菅首相の所信表明演説

菅首相の所信表明演説

※菅首相の所信表明演説の全文(首相官邸のURL)

https://www.kantei.go.jp/jp/99_suga/statement/2020/1026shoshinhyomei.html

 10月26日に菅総理は所信表明演説を行った。所信表明演説とは菅内閣の方針を表明する演説のことでこれによって菅内閣が何を目的として行動していくかがわかる。Podcastも含めその内容について解説していく。

・とっつきにくいぐらいに具体的な演説

 政治家の演説といえば、覇気のあるもの、ユーモア、熱意などがあるといいと言われているが、菅総理の演説にはその手のものは皆無で、おどろくほどに実務的な演説だった。私も読んでて次から次へと出てくる具体的な発言に思わず「へぇー」と感心することが多かった。それゆえに野党側からは「中身のない演説」と揶揄されたが、こんなにも具体的で実務的な演説のどこが中身のない演説なのか。きっと具体的過ぎて野党の諸君は批判的なことを言えなかったのだろう。デジタル庁の創設、ワクチンの提供時期、携帯料金の引き下げ、不妊治療の補助金などに反対するようなことは絶対野党はいいにくい。野党に餌を与えない演説だったと見るのがいいだろう。

・総選挙を打てなかった菅政権の事情

 大体、新政権発足後というのは支持率が高く、総選挙にうってつけの期間だが、菅政権はコロナの関係上、選挙パートナーである公明党の了解を取れず選挙を行わなかった。そのため、選挙はコロナの収束を宣言するなどの表明をすることから始まる。この表明をするには、御用学者による積極的なメディアを通した宣伝が必要だが、それは行えてない。

 他の方策として国民に安心感を与えるということだ。日本は世界に比べて感染者も死亡者数も低く、欧州と同じように恐れる必要性は断じてない。しかし、国民はその事実の重要性を軽んじている気がする。そのため菅政権はPCR検査の拡充を掲げ、ワクチンの提供時期を来年前半と表明し、コロナの危険の解消に向けてその時期を明確にした。

・デジタル化による行政の軽量化が進む

 菅政権は臨時国会が始まる前から様々な仕事に手を付けてきた。その最たるものが「行政改革」。デジタル化だ。ハンコの禁止、デジタル通貨構想、テレワークの普及、マイナンバーカードの多様化、IT教育の普及など。演説の中で多くのことに言及している。デジタル化の流れに乗り新しい社会の形成に尽力することの表れであり、これは期待できる。

・脱炭素社会の実現宣言

 これには首をひねったが、2050年など努力目標でしかなく、環境に対して理解があるいうことを国際的にアピールするような目的とグリーンニューディールを掲げるバイデン政権誕生などの可能性を加味したうえでの発言かと推察するくらいしかない。

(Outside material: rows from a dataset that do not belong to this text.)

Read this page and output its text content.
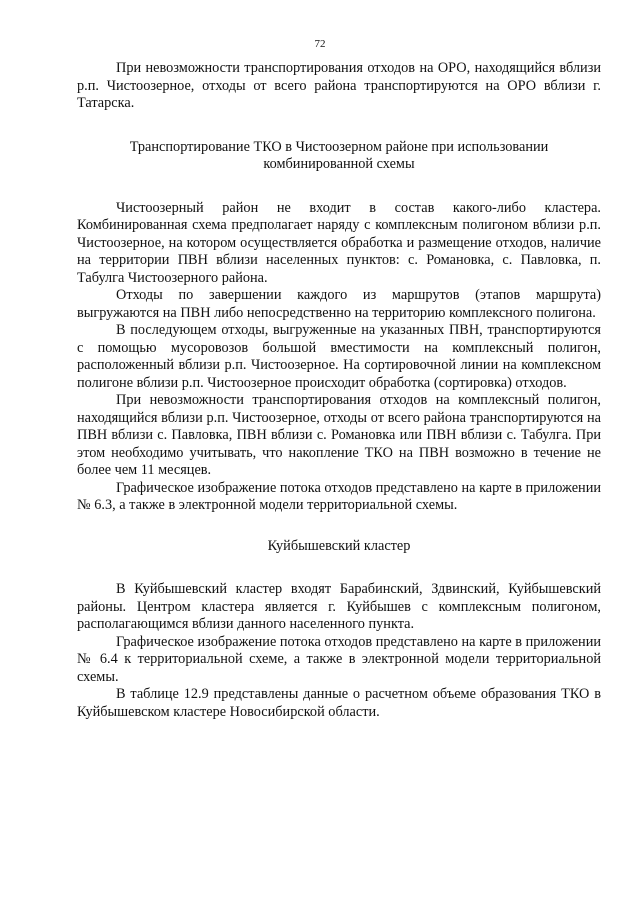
72

При невозможности транспортирования отходов на ОРО, находящийся вблизи р.п. Чистоозерное, отходы от всего района транспортируются на ОРО вблизи г. Татарска.

Транспортирование ТКО в Чистоозерном районе при использовании

комбинированной схемы

Чистоозерный район не входит в состав какого-либо кластера. Комбинированная схема предполагает наряду с комплексным полигоном вблизи р.п. Чистоозерное, на котором осуществляется обработка и размещение отходов, наличие на территории ПВН вблизи населенных пунктов: с. Романовка, с. Павловка, п. Табулга Чистоозерного района.

Отходы по завершении каждого из маршрутов (этапов маршрута) выгружаются на ПВН либо непосредственно на территорию комплексного полигона.

В последующем отходы, выгруженные на указанных ПВН, транспортируются с помощью мусоровозов большой вместимости на комплексный полигон, расположенный вблизи р.п. Чистоозерное. На сортировочной линии на комплексном полигоне вблизи р.п. Чистоозерное происходит обработка (сортировка) отходов.

При невозможности транспортирования отходов на комплексный полигон, находящийся вблизи р.п. Чистоозерное, отходы от всего района транспортируются на ПВН вблизи с. Павловка, ПВН вблизи с. Романовка или ПВН вблизи с. Табулга. При этом необходимо учитывать, что накопление ТКО на ПВН возможно в течение не более чем 11 месяцев.

Графическое изображение потока отходов представлено на карте в приложении № 6.3, а также в электронной модели территориальной схемы.

Куйбышевский кластер

В Куйбышевский кластер входят Барабинский, Здвинский, Куйбышевский районы. Центром кластера является г. Куйбышев с комплексным полигоном, располагающимся вблизи данного населенного пункта.

Графическое изображение потока отходов представлено на карте в приложении № 6.4 к территориальной схеме, а также в электронной модели территориальной схемы.

В таблице 12.9 представлены данные о расчетном объеме образования ТКО в Куйбышевском кластере Новосибирской области.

 しかし、この脱炭素社会を目指すあまり環境規制をかけて社会を抑圧するような政策は問題であり、これに国民は拒否の姿勢を表明していくべきだろう。環境省に炭素税に言及する問題次官がいることも含め、多少の不安を感じる部分だった。

・外交

 外交に関する部分では、話す順番によって、その政権がどれだけ重要に考えているかを表すと言われている。まず北朝鮮の拉致問題に触れた。これは菅首相が長年携わってきた外交問題であるがゆえに重要度が高いのだろう。国交正常化も視野に入れた外交を行う準備があると表明した。この問題は是非とも解決に向けてもらいたい。他にも国土安全保障に触れ、次にインド太平洋構想、そして対中外交と触れながら安倍外交の踏襲をしつつ、多少順序を変えながらも実践していくのだろう。そのうえでオリンピックは「人類がウイルスに打ち勝った証しとして、東京オリンピック・パラリンピック競技大会を開催する決意です。」と述べ開催する意思を明らかにした。

・総括

 最初にも書いたが、菅首相の所信表明演説は非常に実務的で具体的な発言が多かった。これは具体的であるがゆえに国民に政権の仕事ぶりを判断する指標を提供したという風に考えるのが妥当ではないだろうか。菅政権は独自の内政を行いつつ、安部外交を踏襲する方向をとることがわかった。

野党は学術会議の問題を使って討論を行うのだろうが、むしろそれしか対立軸が出来ないことの証明であり、頼りないことが改めて露呈するだけだろう。

菅政権の仕事ぶりに期待しつつ、今後の動向を注視していく。